Sometimes...when I'm really angry I throw things off the 2nd floor porch.

Sometimes...when I'm really angry I throw things off the 2nd floor porch.

jackolanterns gone bad.
rotten produce I pretend I'm "composting".
a tightly bound bag of garbage in a fit of rage.
furniture I've outgrown.
A sleeper sofa, dented in the middle, a trash-picked hand me down that seemed good enough for now, even gorgeous at the time, outgrown, bent, rusted, stained, cat scratched and spilt milk stained.

Lofted over the back porch rail in a fit of rage, impotence.

It crushed a vintage 1960's purple tricycle, purple flower imprinted seat, the rest amateurishly spray painted masculine red. Glossy in some parts, dull and flat in others, rust speckles shining through. Shiny white vinyl handgrips, pom poms unceremoniously ripped out. I meant to miss it, or so I thought. Amateurish, tenderfoot, naiive. The thought that bargain hunting, judicious trash picking, and a genuine good heart could make up for the lack.

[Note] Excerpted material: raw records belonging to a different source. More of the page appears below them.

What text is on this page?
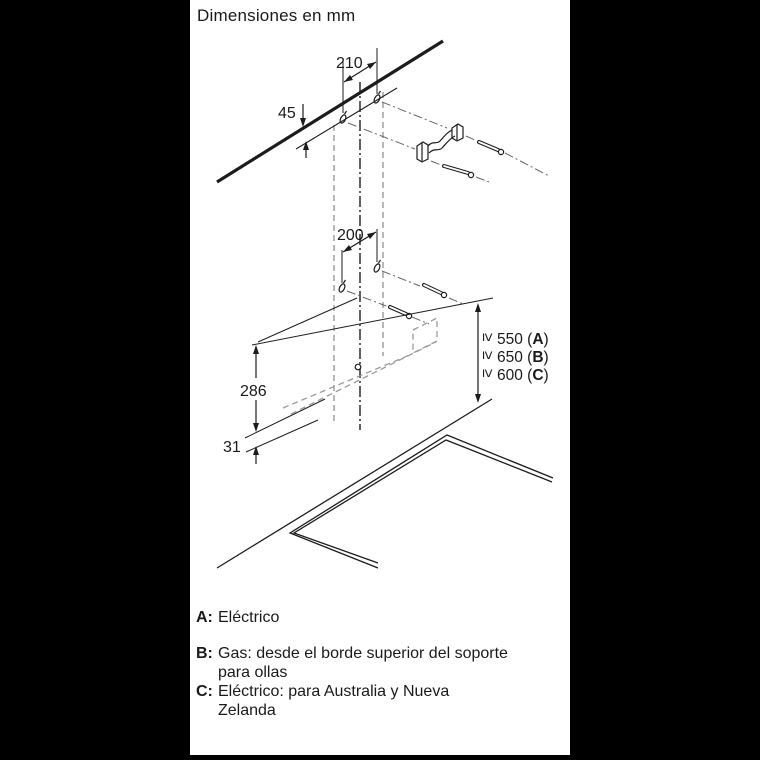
Dimensiones en mm
210
45
200
286
31
≥ 550 (A)
≥ 650 (B)
≥ 600 (C)
A: Eléctrico
B: Gas: desde el borde superior del soporte
para ollas
C: Eléctrico: para Australia y Nueva
Zelanda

And yet...I meant to miss. But it crashed over the peeling porch railing before I really thought it through...and it crushed that loved, beloved, cherished tricycle. He'd out grown it anyway, my beamish boy.

And so I threw a fancy new shiny bike on my credit card, praying that that the training wheel days would end, just inside the allotted time for appropriate development.

They didn't. The new bike was stolen within months. There was no love to hold it here.

The fancy plastic off-gassing kitchen set, never caught beamish boy's attention like the labor of love late night refrigerator box, trash picked 3 cube shelf refrigerator/freezer with duct taped doors did.

But chucking that couch felt good....damn good.

The faint dent in the driveway and a tuft of couch stuffing stuck in the fence still make me smile.

Watch your couches well. You never know when the itch will strike again.